Le monde de mon enfance, où les Soviétiques constituaient une menace. A travers cette famille d’agents infiltrés et intégrés en Amérique, nous avions tout loisir de chercher à comprendre ce qu’est un ennemi, ce que cela fait d’être un ennemi, pourquoi nous ressentons le besoin tribal d’en avoir un. C’était l’idée centrale : puisque ces gens ne sont plus hostiles aujourd’hui, il est temps de regarder en arrière et d’explorer leur humanité. Mais le conflit reprend vie d’une certaine manière et c’est très malheureux. Nous ne l’avions pas prévu ! Nous ferons tout pour que la situation avec la Russie n’influence pas la dernière saison prévue pour l’année prochaine. Nous avons toujours travaillé dans une sorte de bulle.”
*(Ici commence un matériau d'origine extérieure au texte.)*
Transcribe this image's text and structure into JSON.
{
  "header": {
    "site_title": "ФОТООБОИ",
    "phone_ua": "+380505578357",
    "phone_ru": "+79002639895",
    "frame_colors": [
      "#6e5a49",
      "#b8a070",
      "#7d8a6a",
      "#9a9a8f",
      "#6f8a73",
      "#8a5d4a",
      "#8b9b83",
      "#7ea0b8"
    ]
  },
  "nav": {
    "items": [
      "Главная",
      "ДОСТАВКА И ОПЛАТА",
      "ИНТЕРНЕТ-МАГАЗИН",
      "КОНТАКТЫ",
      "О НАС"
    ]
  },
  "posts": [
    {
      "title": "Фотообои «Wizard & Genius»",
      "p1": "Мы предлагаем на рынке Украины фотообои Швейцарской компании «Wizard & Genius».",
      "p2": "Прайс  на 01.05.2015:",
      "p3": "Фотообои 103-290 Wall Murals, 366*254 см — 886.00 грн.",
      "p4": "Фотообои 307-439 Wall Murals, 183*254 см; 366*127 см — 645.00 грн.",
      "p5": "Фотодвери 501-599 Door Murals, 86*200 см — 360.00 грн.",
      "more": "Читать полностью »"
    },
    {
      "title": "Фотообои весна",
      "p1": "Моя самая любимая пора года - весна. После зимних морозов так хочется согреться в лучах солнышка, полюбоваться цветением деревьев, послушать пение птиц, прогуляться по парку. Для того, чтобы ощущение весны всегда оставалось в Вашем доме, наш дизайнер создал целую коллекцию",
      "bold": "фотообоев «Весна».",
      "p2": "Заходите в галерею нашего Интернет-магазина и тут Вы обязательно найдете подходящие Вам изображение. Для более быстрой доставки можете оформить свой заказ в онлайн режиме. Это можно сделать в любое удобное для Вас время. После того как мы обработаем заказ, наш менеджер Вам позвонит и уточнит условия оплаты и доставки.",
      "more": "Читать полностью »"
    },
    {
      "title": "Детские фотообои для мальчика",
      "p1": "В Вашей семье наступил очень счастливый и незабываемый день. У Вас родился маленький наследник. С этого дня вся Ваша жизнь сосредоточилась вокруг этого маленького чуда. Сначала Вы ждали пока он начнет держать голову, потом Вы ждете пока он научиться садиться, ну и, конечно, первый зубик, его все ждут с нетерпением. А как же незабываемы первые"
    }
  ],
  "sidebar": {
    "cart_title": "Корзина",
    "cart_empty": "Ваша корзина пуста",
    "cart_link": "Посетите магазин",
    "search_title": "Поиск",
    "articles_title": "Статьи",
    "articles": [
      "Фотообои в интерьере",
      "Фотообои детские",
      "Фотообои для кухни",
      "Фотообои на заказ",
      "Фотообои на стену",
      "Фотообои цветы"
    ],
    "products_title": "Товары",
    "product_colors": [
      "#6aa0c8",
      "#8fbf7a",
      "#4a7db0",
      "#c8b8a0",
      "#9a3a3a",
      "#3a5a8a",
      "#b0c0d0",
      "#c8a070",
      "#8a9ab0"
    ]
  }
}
Pris au piège d’un réel plus fou que l’imagination
Les séries, par leur nature réactive et immédiate, rattrapent voire annoncent l’actualité. Même si elle est située à une autre époque, The Americans a été prise au piège d’un réel plus fou que l’imagination des meilleurs scénaristes. Pour surprendre encore, elle devra se reposer sur ses beautés propres, heureusement nombreuses. Depuis sa création un peu en catimini par deux semi-inconnus, cette saga d’espionnage n’a fait que grandir. Elle a longtemps occupé dans les dîners la place de série à voir, ses fans énamourés se montrant très convaincants pour initier de nouveaux adeptes. Aujourd’hui, la donne est un peu différente aux Etats-Unis, même si en France, ces histoires de double jeu ponctuées de ritournelles vintage (y compris le sublime morceau Siamese Twins de l’album Pornography de The Cure durant la première saison) demeurent encore relativement confidentielles.
La série, d’abord imaginée par Joe Weisberg, ancien étudiant en histoire à Yale et surtout ex-agent de la CIA à la fin des années 1980, a atteint une maturité que beaucoup lui envient. La chaîne FX a annoncé il y a déjà plusieurs mois que The Americans compterait deux saisons supplémentaires, diffusées cette année et en 2018, avant de terminer sa course en toute sérénité après six fois treize épisodes.
Travailler avec la certitude d’une destination finale n’est pas donné à tout le monde. Au téléphone depuis Brooklyn, Joe Weisberg apprécie cette chance : “Ce matin, Joel et moi étions dans la petite cuisine qui jouxte notre bureau, à parler du plaisir que nous prenons. La série a atteint une certaine maturité qui permet de réfléchir à d’autres choses que durant les premières saisons, à des détails peut-être plus profonds. Nous maîtrisons le processus d’écriture et nous savons mener le récit et les personnages que nous connaissons mieux que des êtres de chair et de sang. Les choses se passent de manière organique : c’est un peu comme si on écrivait sur nos mères.”
« Les acteurs et le staff ont pris une épaisseur »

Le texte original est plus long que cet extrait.